Jetzt sagte er viel öfter: du verstehst das nicht, du hast kein Urteil, du bist kein Musiker. Und doch machte er ihr dann wieder Vorwürfe, daß sie zu wenig offen sei. Sie empfand und wollte doch nicht empfinden, daß sich ihr Mann in einem ihm ursprünglich fremden künstlerischen Element befand. Aber vielleicht irrte sie sich, wer konnte es wissen! Sie verstand von diesen neuen Kompositionen nichts – so redete sie sich ein – und wollte vor sich selbst nicht wahr haben, daß sie langweilig seien. Manchmal erschien ihr etwas hübsch – niemals tief – und mit einer Art von Erleichterung sprach sie dann lange über diese Stellen. Der Kapellmeister war mit den Jahren empfindlicher gegen eine abfällige Kritik geworden, sowohl in dem Sinne, daß sie überzeugender und bohrender in ihm nachwirkte, als auch in dem andern: daß sie ihn geradezu verletzte, was er aber vor sich selber nicht zugeben wollte. Sie durchschaute diese Schwäche sehr wohl, und war um so trauriger darüber, als sie einsah, daß der Grund hierfür in seinem Bewußtsein des Nichtbessermachenkönnens lag.
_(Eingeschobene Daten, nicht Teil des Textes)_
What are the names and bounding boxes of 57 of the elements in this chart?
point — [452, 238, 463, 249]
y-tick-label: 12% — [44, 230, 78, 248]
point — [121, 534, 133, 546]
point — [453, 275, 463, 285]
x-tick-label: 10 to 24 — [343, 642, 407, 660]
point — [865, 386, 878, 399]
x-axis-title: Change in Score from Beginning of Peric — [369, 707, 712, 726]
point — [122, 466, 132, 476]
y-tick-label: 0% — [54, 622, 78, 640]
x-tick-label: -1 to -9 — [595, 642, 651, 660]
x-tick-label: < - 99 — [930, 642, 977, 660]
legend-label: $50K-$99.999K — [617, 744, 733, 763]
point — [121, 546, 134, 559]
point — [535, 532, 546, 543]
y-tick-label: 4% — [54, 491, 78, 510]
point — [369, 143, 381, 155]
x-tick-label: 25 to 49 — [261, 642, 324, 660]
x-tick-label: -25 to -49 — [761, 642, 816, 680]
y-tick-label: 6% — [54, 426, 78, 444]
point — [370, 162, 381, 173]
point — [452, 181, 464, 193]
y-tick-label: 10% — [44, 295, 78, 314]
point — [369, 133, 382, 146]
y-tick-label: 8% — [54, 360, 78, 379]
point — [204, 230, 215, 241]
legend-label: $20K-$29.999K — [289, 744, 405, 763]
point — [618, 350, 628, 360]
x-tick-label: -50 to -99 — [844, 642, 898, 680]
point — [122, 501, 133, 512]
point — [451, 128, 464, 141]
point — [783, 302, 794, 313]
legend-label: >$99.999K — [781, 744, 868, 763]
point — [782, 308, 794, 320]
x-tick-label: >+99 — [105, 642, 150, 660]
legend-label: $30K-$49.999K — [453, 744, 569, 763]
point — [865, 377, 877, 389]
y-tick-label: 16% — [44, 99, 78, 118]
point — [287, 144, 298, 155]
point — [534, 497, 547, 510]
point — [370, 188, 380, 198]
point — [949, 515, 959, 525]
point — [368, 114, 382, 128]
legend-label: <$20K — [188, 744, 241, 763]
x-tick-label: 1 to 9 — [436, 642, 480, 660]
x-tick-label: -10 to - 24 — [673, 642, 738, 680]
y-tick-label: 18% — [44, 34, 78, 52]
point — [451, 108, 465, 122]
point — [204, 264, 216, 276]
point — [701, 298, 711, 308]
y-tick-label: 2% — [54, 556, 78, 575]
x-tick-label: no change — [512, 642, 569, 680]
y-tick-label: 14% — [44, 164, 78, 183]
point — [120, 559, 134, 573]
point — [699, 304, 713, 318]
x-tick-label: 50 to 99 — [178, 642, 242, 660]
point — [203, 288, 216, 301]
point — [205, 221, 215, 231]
War Enzio musikalisch? Es erschien ihr fast wie ein Treuebruch an ihrem Mann, schon jetzt über sein Schaffen hinaus zu denken an ein Menschenleben, das noch so unentfaltet vor ihr lag. Und außerdem: wer wußte denn, wie es mit der Kunst ihres Mannes werden würde? Konnte nicht trotz allem jeder Tag der Anfang von etwas Großem werden?

Enzio schien sich, abgesehen von den Stunden unter dem Klavier, nicht viel um Musik zu kümmern; aber gelegentlich hörte ihn sein Vater leise pfeifen, und einmal traute er seinen Ohren kaum, als er das Thema eines Symphoniesatzes hörte, den er niemals zu Ende komponiert hatte; rein und taktsicher vorgetragen, denn Enzio glaubte sich allein im Zimmer. Dies machte den Kapellmeister sehr glücklich; er pries Caecilie gegenüber den Geschmack seines Sohnes, der gerade diese schöne Melodie behalten, und setzte in einer Anwandlung halb bitteren, halb versöhnlichen Selbsthumores hinzu: So gibt es doch wenigstens einen Menschen, bei dem ich populär werde.